Forcing the rest of the world to abide by the tenets of your particular sect is deeply immoral and corrosive, regardless of whether or not your particular sect considers it a sin. (Mine does, but I’m not arguing that you must respect religious freedom because it’s the Baptist thing to do, I’m arguing that you must respect religious freedom because it is — in nonsectarian terms, for nonsectarian reasons — the just and moral thing to do. It’s also the only constitutional and the only legal option here in America.)
David Remnick of The New Yorker hears some ignoble historical echoes in the willingness of so many politicians to deny some citizens rights despite the utter lack of any legal argument:
One of the most striking aspects of the recent Republican Party presidential debate was the way the candidates, each in his own way, tried to out-do each other in their disdain for gay marriage and their willingness—nay, their ardent vows!—to do everything possible to make sure that homosexual couples never gain the right to matrimony. One day soon, someone will play back that debate as an exercise in historical shame, much as we now watch documentary clips of serene racial bigots denouncing the efforts of the black freedom movement in days of yore.

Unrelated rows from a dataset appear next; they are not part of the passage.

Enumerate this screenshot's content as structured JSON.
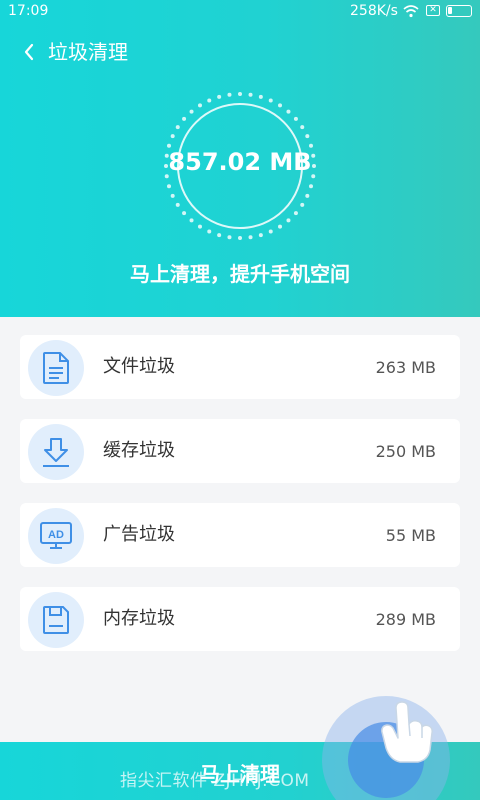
{
  "status_bar": {
    "time": "17:09",
    "speed": "258K/s",
    "icons": [
      "wifi-icon",
      "sim-x-icon",
      "battery-icon"
    ]
  },
  "header": {
    "back_icon": "chevron-left-icon",
    "title": "垃圾清理"
  },
  "summary": {
    "total_size": "857.02 MB",
    "subtitle": "马上清理，提升手机空间"
  },
  "categories": [
    {
      "icon": "document-icon",
      "label": "文件垃圾",
      "size": "263 MB"
    },
    {
      "icon": "download-icon",
      "label": "缓存垃圾",
      "size": "250 MB"
    },
    {
      "icon": "ad-icon",
      "label": "广告垃圾",
      "size": "55 MB"
    },
    {
      "icon": "storage-icon",
      "label": "内存垃圾",
      "size": "289 MB"
    }
  ],
  "action": {
    "clean_label": "马上清理"
  },
  "watermark": "指尖汇软件 ZJHRJ.COM",
  "colors": {
    "accent": "#1ed4d4",
    "icon_blue": "#3f8fe6",
    "icon_bg": "#e1eefc"
  }
}
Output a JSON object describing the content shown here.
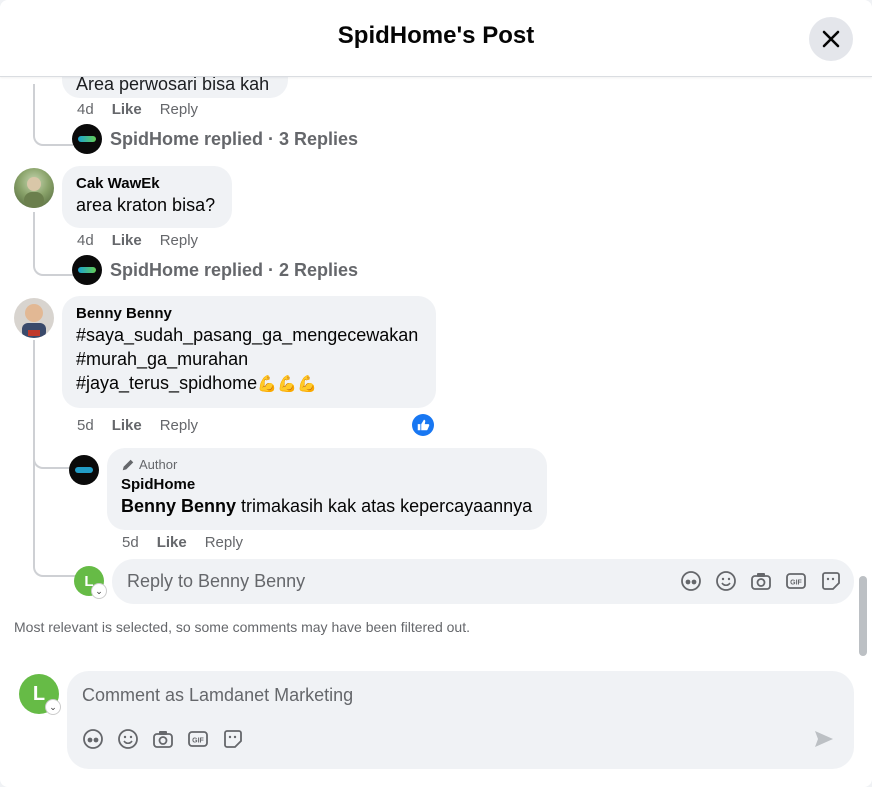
{
  "header": {
    "title": "SpidHome's Post"
  },
  "comments": {
    "partial": {
      "text": "Area perwosari bisa kah",
      "time": "4d",
      "like": "Like",
      "reply": "Reply",
      "replies_summary": "SpidHome replied · 3 Replies"
    },
    "c1": {
      "author": "Cak WawEk",
      "text": "area kraton bisa?",
      "time": "4d",
      "like": "Like",
      "reply": "Reply",
      "replies_summary": "SpidHome replied · 2 Replies"
    },
    "c2": {
      "author": "Benny Benny",
      "line1": "#saya_sudah_pasang_ga_mengecewakan",
      "line2": "#murah_ga_murahan",
      "line3": "#jaya_terus_spidhome",
      "emoji": "💪💪💪",
      "time": "5d",
      "like": "Like",
      "reply": "Reply"
    },
    "c2_reply": {
      "badge": "Author",
      "author": "SpidHome",
      "mention": "Benny Benny",
      "text": " trimakasih kak atas kepercayaannya",
      "time": "5d",
      "like": "Like",
      "reply": "Reply"
    }
  },
  "reply_input": {
    "placeholder": "Reply to Benny Benny"
  },
  "notice": "Most relevant is selected, so some comments may have been filtered out.",
  "comment_input": {
    "placeholder": "Comment as Lamdanet Marketing",
    "avatar_letter": "L"
  },
  "colors": {
    "accent": "#1877f2",
    "bubble": "#f0f2f5",
    "avatar_green": "#66bb46"
  },
  "icons": [
    "avatar-sticker-icon",
    "emoji-icon",
    "camera-icon",
    "gif-icon",
    "sticker-icon",
    "send-icon",
    "close-icon",
    "like-reaction-icon",
    "pencil-icon"
  ]
}
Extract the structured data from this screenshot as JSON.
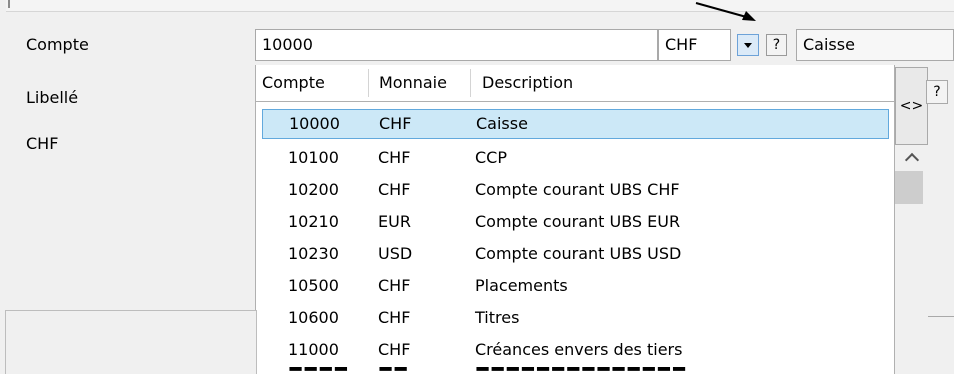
{
  "form": {
    "compte_label": "Compte",
    "libelle_label": "Libellé",
    "chf_label": "CHF",
    "compte_value": "10000",
    "currency_value": "CHF",
    "help_label": "?",
    "description_value": "Caisse"
  },
  "dropdown": {
    "headers": {
      "account": "Compte",
      "currency": "Monnaie",
      "description": "Description"
    },
    "rows": [
      {
        "account": "10000",
        "currency": "CHF",
        "description": "Caisse"
      },
      {
        "account": "10100",
        "currency": "CHF",
        "description": "CCP"
      },
      {
        "account": "10200",
        "currency": "CHF",
        "description": "Compte courant UBS CHF"
      },
      {
        "account": "10210",
        "currency": "EUR",
        "description": "Compte courant UBS EUR"
      },
      {
        "account": "10230",
        "currency": "USD",
        "description": "Compte courant UBS USD"
      },
      {
        "account": "10500",
        "currency": "CHF",
        "description": "Placements"
      },
      {
        "account": "10600",
        "currency": "CHF",
        "description": "Titres"
      },
      {
        "account": "11000",
        "currency": "CHF",
        "description": "Créances envers des tiers"
      }
    ],
    "selected_index": 0,
    "swap_label": "<>",
    "swap_help_label": "?"
  },
  "colors": {
    "selection_bg": "#cce8f7",
    "selection_border": "#62a9dd",
    "dropdown_button_bg": "#dbeaf8"
  },
  "icons": {
    "dropdown": "triangle-down-icon",
    "scroll_up": "chevron-up-icon",
    "annotation": "arrow-icon"
  }
}
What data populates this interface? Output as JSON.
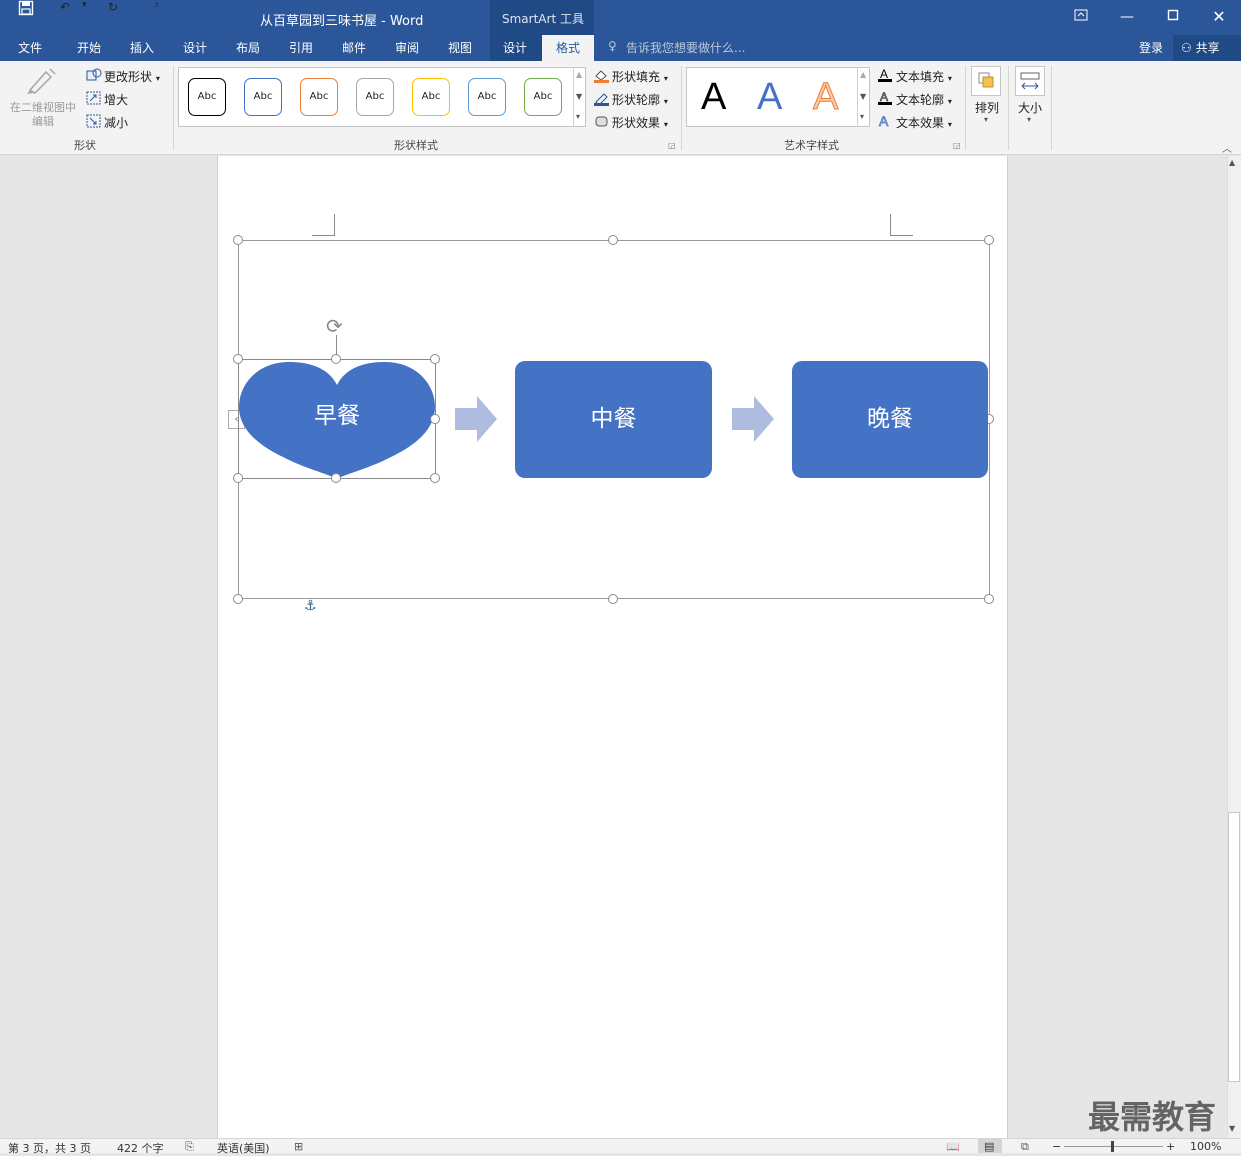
{
  "window": {
    "title": "从百草园到三味书屋 - Word",
    "context_label": "SmartArt 工具"
  },
  "tabs": [
    "文件",
    "开始",
    "插入",
    "设计",
    "布局",
    "引用",
    "邮件",
    "审阅",
    "视图",
    "设计",
    "格式"
  ],
  "active_tab": "格式",
  "tell_me": "告诉我您想要做什么...",
  "account": {
    "login": "登录",
    "share": "共享"
  },
  "ribbon": {
    "shapes_group": {
      "edit_2d": "在二维视图中\n编辑",
      "change_shape": "更改形状",
      "larger": "增大",
      "smaller": "减小",
      "label": "形状"
    },
    "shape_styles": {
      "preview_text": "Abc",
      "border_colors": [
        "#000000",
        "#4472c4",
        "#ed7d31",
        "#a5a5a5",
        "#ffc000",
        "#5b9bd5",
        "#70ad47"
      ],
      "fill": "形状填充",
      "outline": "形状轮廓",
      "effects": "形状效果",
      "label": "形状样式"
    },
    "wordart": {
      "letter": "A",
      "text_fill": "文本填充",
      "text_outline": "文本轮廓",
      "text_effects": "文本效果",
      "label": "艺术字样式"
    },
    "arrange": "排列",
    "size": "大小"
  },
  "smartart": {
    "fill_color": "#4472c4",
    "arrow_color": "#aebce0",
    "items": [
      "早餐",
      "中餐",
      "晚餐"
    ]
  },
  "status": {
    "page": "第 3 页，共 3 页",
    "words": "422 个字",
    "language": "英语(美国)",
    "zoom": "100%"
  },
  "watermark": "最需教育"
}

Many of those documentary clips from days of yore are of religious leaders, and everything Remnick says there about politicians is equally true of those religious leaders today doing their best impression of their forebears.
New York joins Vermont, New Hampshire, Massachusetts, Connecticut, Iowa and the District of Columbia in legally recognizing same-sex marriage. The addition of New York to that list more than doubles the number of Americans now living in states with marriage equality. And once California’s case works its way through the courts, with the inevitable result — due to the aforementioned utter lack of any legal argument against marriage equality there — that number will double again, bringing nearly a quarter of the country’s population into full legal marriage equality.
Vermont’s statute is more than a decade old. So we’ve already had 10 years to watch and see if any of the dire consequences opponents of marriage equality predicted would come to pass. They haven’t. At all. Not in Vermont, or New Hampshire, or Connecticut, or Iowa or Massachusetts. And they won’t come to pass in New York either.
With each day that passes, with each state that joins this list, those dire predictions will be harder for even the most fearful to believe. Eventually the utter lack of any legal argument will be matched by the utter lack of any effectively demagogic argument based on fear.